Zero-Trust Agentic Federated Learning for Secure IIoT Defense Systems

Zero-Trust Agentic Federated Learning for Secure IIoT Defense Systems
Notice: This research summary and analysis were automatically generated using AI technology. For absolute accuracy, please refer to the [Original Paper Viewer] below or the Original ArXiv Source.

In recent times there have been several attacks against critical infrastructure such as the 2021 Oldsmar Water Treatment System breach and the 2023 Denmark Energy Sector compromise. These breaches clearly show the need for security improvements within the deployment of Industrial IIoT. Federated Learning (FL) provides a path to conduct privacy preserving collaborative intrusion detection; however, all current FL frameworks are vulnerable to Byzone poisoning attacks and do not include a method for authenticating agents. In this paper we propose Zero-Trust Agentic Federated Learning (ZTA-FL), a defense-in-depth framework using TPM-based cryptographic attestation which has an extremely low (<10 -7 ) false acceptance rate and a new SHAP-weighted aggregation algorithm with explainable Byzantine detection under non-IID conditions with theoretical guarantees, and uses privacy-preserving on-device adversarial training. Experiments were conducted on three different IDS benchmarks (Edge-IIoT set, CIC-IDS2017, UNSW-NB15) to calculate the performance of ZTA-FL. The results indicate that ZTA-FL achieved a 97.8% detection rate, a 93.2% detection rate when subjected to 30% Byzantine attacks (an improvement over FLAME of 3.1%, p < 0.01) and 89.3% adversarial robustness, while reducing the communication overhead by 34%. This paper also includes theoretical analysis, failure mode characterization, and open-source code for reproducibility.


💡 Research Summary

The paper addresses the growing security concerns of industrial IoT (IIoT) infrastructures, exemplified by high‑profile incidents such as the 2021 Oldsmar water‑treatment breach and the 2023 Denmark energy‑sector compromise. While federated learning (FL) offers a privacy‑preserving avenue for collaborative intrusion detection, existing FL frameworks lack robust agent authentication and remain vulnerable to Byzantine (Byzone) poisoning attacks. To overcome these gaps, the authors introduce Zero‑Trust Agentic Federated Learning (ZTA‑FL), a defense‑in‑depth architecture that integrates three complementary mechanisms.

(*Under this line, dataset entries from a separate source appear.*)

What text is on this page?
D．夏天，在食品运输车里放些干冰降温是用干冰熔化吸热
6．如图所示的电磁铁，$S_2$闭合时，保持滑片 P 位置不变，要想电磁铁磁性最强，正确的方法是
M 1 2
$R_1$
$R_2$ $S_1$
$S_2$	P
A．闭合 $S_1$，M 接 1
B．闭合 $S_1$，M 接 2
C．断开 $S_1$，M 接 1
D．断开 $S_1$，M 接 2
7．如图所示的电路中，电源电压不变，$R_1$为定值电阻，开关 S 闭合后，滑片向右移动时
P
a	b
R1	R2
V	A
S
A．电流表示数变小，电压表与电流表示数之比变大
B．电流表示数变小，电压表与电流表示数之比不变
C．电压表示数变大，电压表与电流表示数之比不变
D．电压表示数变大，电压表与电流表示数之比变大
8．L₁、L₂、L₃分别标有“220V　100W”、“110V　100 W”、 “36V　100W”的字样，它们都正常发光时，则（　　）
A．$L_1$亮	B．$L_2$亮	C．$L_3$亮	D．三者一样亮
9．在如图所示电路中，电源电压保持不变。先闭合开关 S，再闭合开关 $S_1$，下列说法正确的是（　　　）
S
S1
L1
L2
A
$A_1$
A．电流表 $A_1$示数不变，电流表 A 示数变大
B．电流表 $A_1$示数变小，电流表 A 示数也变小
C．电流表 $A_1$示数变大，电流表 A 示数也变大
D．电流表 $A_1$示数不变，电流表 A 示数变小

First, each edge device is equipped with a Trusted Platform Module (TPM) that performs cryptographic attestation at boot time. The central server verifies these attestations, ensuring that only hardware‑rooted, trustworthy agents can participate in model updates. This hardware‑based trust anchor yields an exceptionally low false‑acceptance rate (<10⁻⁷).

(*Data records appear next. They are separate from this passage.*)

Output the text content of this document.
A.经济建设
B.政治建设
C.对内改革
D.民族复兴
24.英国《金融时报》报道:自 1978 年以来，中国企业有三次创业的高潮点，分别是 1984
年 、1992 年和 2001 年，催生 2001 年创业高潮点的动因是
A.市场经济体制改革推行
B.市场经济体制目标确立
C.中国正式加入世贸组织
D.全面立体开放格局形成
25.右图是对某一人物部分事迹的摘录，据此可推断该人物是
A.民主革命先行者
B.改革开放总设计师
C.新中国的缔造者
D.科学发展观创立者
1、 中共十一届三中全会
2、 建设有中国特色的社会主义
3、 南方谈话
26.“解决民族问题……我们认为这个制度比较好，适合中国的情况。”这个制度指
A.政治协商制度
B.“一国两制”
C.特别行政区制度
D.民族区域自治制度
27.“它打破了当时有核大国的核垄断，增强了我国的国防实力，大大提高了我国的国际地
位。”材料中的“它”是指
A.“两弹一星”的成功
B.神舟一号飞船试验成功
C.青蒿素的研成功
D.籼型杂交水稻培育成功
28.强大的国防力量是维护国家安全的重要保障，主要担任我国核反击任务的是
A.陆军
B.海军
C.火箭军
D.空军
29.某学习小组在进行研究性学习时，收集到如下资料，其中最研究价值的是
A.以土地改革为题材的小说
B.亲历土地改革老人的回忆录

Second, the framework incorporates on‑device adversarial training. Local models are hardened against common adversarial perturbations (e.g., FGSM, PGD), which improves robustness when malicious inputs are injected during inference.

Third, the authors devise a SHAP‑weighted aggregation algorithm. By computing Shapley Additive Explanations for each client’s update, ZTA‑FL quantifies the true contribution of every participant, assigning lower weights to updates with anomalously low SHAP values—a reliable indicator of Byzantine behavior. The paper provides a theoretical guarantee that, under a Byzantine fraction β ≤ 0.3, the expected loss increase is bounded by O(β).

Experimental evaluation spans three widely used IDS benchmarks—Edge‑IIoT, CIC‑IDS2017, and UNSW‑NB15—each subjected to 30 % Byzantine attacks and 20 % adversarial samples. Compared with state‑of‑the‑art baselines (FLAME, FedAvg, Krum), ZTA‑FL achieves a 97.8 % overall detection rate, retains 93.2 % detection under Byzantine pressure (a 3.1 % improvement over FLAME, p < 0.01), and sustains 89.3 % accuracy against adversarial inputs. Communication overhead is reduced by 34 % thanks to efficient SHAP computation and selective transmission of verified updates.

The authors also present a failure‑mode analysis covering TPM compromise, SHAP overflow, and network latency, offering mitigation strategies such as re‑attestation, precision scaling, and asynchronous aggregation. All code and experimental pipelines are released as open‑source, facilitating reproducibility and encouraging adoption in real‑world IIoT defense deployments.